Multi-tenancy is a simple promise with long consequences: many companies use one application, and their data must never be visible to each other — not sometimes, but always. This is the pattern I use in two production systems (Dexova and Helixio), plus the traps I ran into.
Choose the isolation model deliberately
There are three common options: a separate database per tenant, a separate schema per tenant, or one shared schema with a tenant column. For a SaaS with many small-to-mid tenants, a shared schema is almost always the right starting point: cheapest to operate, one migration run, and onboarding a new tenant is practically free.
The price: isolation becomes entirely the responsibility of application discipline. Every query must be scoped to a tenant — and 'every' here really does mean every.
Tenant context you cannot forget
The classic mistake: relying on every developer to remember to add the tenant filter to a query. Forget once, and data leaks. Tenant context must flow from authentication through the entire execution path — in Go, via a context.Context populated by middleware after the token is validated, then read by the data layer.
The principle: the safe path must be the easiest path. A query helper that takes the tenant from context explicitly turns 'forgot the filter' from a silent bug into code that looks obviously wrong at review time.
RBAC on top of isolation, not instead of it
Tenant isolation answers 'which company's data' — it does not yet answer 'who can do what'. In Helixio I use four roles (Owner, Admin, Member, Viewer) per workspace; in Dexova, per-module roles (e.g. cashier vs manager in POS, with access revocation from the dashboard).
They are different layers, and should not be mixed: the tenant check happens in the data layer, the permission check in the use-case layer.
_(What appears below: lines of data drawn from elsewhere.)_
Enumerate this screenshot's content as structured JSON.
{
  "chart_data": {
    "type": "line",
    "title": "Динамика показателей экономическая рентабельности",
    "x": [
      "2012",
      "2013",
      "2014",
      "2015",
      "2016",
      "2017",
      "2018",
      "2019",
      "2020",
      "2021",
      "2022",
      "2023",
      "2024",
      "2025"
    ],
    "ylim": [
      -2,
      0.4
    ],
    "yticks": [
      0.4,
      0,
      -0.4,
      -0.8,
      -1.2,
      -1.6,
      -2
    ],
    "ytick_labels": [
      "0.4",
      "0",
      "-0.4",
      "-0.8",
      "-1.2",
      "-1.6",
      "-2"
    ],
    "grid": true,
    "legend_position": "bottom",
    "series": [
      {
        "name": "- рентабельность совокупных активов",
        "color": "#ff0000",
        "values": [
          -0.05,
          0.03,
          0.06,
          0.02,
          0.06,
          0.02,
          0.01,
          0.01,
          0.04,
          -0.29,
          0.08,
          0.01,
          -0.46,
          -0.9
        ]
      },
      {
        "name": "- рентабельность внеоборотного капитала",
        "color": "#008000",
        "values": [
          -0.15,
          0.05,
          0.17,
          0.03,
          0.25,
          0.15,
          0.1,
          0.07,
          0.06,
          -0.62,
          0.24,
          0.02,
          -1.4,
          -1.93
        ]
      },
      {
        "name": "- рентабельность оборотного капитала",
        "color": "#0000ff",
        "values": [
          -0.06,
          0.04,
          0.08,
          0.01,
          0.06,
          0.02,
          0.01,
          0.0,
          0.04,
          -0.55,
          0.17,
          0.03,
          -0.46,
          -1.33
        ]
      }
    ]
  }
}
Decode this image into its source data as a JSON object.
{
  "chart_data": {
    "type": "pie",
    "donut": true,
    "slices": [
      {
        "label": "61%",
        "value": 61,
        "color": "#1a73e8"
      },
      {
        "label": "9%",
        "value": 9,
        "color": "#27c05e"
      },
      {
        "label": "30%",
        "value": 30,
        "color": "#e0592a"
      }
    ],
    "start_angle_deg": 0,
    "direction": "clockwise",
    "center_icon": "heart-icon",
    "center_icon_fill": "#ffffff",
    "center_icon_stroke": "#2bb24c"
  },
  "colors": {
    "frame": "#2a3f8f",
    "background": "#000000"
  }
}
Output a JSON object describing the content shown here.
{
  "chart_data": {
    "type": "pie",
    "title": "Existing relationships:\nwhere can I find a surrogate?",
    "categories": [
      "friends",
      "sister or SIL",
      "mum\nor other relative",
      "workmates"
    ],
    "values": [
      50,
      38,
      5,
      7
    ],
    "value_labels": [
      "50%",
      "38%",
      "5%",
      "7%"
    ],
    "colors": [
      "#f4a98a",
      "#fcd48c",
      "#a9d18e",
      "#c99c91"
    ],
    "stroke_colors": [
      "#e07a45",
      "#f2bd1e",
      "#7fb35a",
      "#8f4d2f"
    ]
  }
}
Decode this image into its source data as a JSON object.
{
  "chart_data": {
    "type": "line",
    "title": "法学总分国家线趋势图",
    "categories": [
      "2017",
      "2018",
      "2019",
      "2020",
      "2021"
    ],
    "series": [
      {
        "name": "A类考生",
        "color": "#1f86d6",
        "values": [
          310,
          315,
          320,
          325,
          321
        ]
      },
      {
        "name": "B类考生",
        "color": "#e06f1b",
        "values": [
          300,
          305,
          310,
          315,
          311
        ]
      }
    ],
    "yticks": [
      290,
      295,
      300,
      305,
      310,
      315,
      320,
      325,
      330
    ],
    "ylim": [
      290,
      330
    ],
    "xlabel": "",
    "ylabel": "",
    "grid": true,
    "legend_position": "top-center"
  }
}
Mixing them makes both hard to test.
Traps that only bite later
- Background jobs: an async job has no request — tenant context must be carried explicitly in the job payload, not pulled from 'the currently logged-in user'.
- Cache keys: a key without a tenant prefix is a data leak waiting for a schedule. Namespace every key per tenant.
- Global vs tenant data: reference tables (e.g. bank lists, public holidays) are intentionally global — mark clearly which ones are global so nobody 'fixes' them by adding a tenant column.
- Exports and reports: the path that most often joins many queries — and the most common place for a single filter to be missed. Isolation testing matters most exactly here.
Summary
Multi-tenancy is not a feature but a property the architecture has to protect: tenant context that flows automatically, a safe path that is the easiest to use, and healthy suspicion toward every path that does not go through a request — jobs, caches, and reports.